Along with supporting a spread of accelerator designs, now together with the AMD Intuition MI300x, Grand Teton gives considerably better compute capability, permitting quicker convergence on a bigger set of weights. That is complemented by expanded reminiscence to retailer and run bigger fashions domestically, together with elevated community bandwidth to scale up coaching cluster sizes effectively.

Open Disaggregated Scheduled Material

Growing open, vendor-agnostic networking backend goes to play an vital position going ahead as we proceed to push the efficiency of our AI coaching clusters. Disaggregating our community permits us to work with distributors from throughout the trade to design techniques which might be modern in addition to scalable, versatile, and environment friendly.

Our new Disaggregated Scheduled Fabric (DSF) for our next-generation AI clusters gives a number of benefits over our present switches. By opening up our community material we are able to overcome limitations in scale, part provide choices, and energy density. DSF is powered by the open OCP-SAI commonplace and FBOSS, Meta’s personal community working system for controlling community switches. It additionally helps an open and commonplace Ethernet-based RoCE interface to endpoints and accelerators throughout a number of GPUS and NICS from a number of completely different distributors, together with our companions at NVIDIA, Broadcom, and AMD.

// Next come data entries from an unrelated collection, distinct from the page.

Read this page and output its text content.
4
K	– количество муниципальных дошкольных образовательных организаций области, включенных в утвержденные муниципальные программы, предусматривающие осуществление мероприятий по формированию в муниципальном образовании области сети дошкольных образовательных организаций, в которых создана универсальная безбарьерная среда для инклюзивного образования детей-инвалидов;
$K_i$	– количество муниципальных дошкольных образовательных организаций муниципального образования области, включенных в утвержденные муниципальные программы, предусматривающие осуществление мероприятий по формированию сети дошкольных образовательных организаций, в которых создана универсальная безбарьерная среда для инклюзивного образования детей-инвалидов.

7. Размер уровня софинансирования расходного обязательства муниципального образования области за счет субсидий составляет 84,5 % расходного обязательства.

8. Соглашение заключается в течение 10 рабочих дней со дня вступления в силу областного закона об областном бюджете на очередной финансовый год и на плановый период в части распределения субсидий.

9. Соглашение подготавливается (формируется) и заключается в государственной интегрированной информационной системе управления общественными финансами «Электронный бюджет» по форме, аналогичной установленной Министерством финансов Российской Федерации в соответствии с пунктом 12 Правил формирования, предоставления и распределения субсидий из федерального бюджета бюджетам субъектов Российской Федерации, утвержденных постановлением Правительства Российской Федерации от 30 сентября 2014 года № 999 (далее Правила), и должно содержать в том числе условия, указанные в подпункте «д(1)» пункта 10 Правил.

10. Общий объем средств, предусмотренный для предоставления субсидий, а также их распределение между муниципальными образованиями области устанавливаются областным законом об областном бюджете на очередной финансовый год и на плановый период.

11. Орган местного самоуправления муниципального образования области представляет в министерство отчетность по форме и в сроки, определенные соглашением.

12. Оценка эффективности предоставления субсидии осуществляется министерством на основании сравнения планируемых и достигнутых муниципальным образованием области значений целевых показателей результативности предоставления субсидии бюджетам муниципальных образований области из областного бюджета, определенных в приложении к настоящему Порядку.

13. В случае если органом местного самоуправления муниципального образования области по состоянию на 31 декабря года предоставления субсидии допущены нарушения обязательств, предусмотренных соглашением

Along with DSF, now we have additionally developed and constructed new 51T material switches based mostly on Broadcom and Cisco ASICs. Lastly, we’re sharing our new FBNIC, a brand new NIC module that accommodates our first Meta-design community ASIC. To be able to meet the rising wants of our AI

Meta and Microsoft: Driving Open Innovation Collectively

Meta and Microsoft have a long-standing partnership inside OCP, starting with the event of the Switch Abstraction Interface (SAI) for knowledge facilities in 2018. Over time collectively, we’ve contributed to key initiatives such because the Open Accelerator Module (OAM) commonplace and SSD standardization, showcasing our shared dedication to advancing open innovation.

Our present collaboration focuses on Mount Diablo, a brand new disaggregated energy rack. It’s a cutting-edge answer that includes a scalable 400 VDC unit that enhances effectivity and scalability. This modern design permits extra AI accelerators per IT rack, considerably advancing AI infrastructure. We’re excited to proceed our collaboration by way of this contribution.

The open way forward for AI infra

Meta is committed to open source AI. We consider that open supply will put the advantages and alternatives of AI into the fingers of individuals everywhere in the phrase.

AI received’t notice its full potential with out collaboration. We’d like open software program frameworks to drive mannequin innovation, guarantee portability, and promote transparency in AI growth. We should additionally prioritize open and standardized fashions so we are able to leverage collective experience, make AI extra accessible, and work in direction of minimizing biases in our techniques.

Simply as vital, we additionally want open AI {hardware} techniques. These techniques are vital for delivering the type of high-performance, cost-effective, and adaptable infrastructure vital for AI development.

We encourage anybody who desires to assist advance the way forward for AI {hardware} techniques to interact with the OCP group. By addressing AI’s infrastructure wants collectively, we are able to unlock the true promise of open AI for everybody.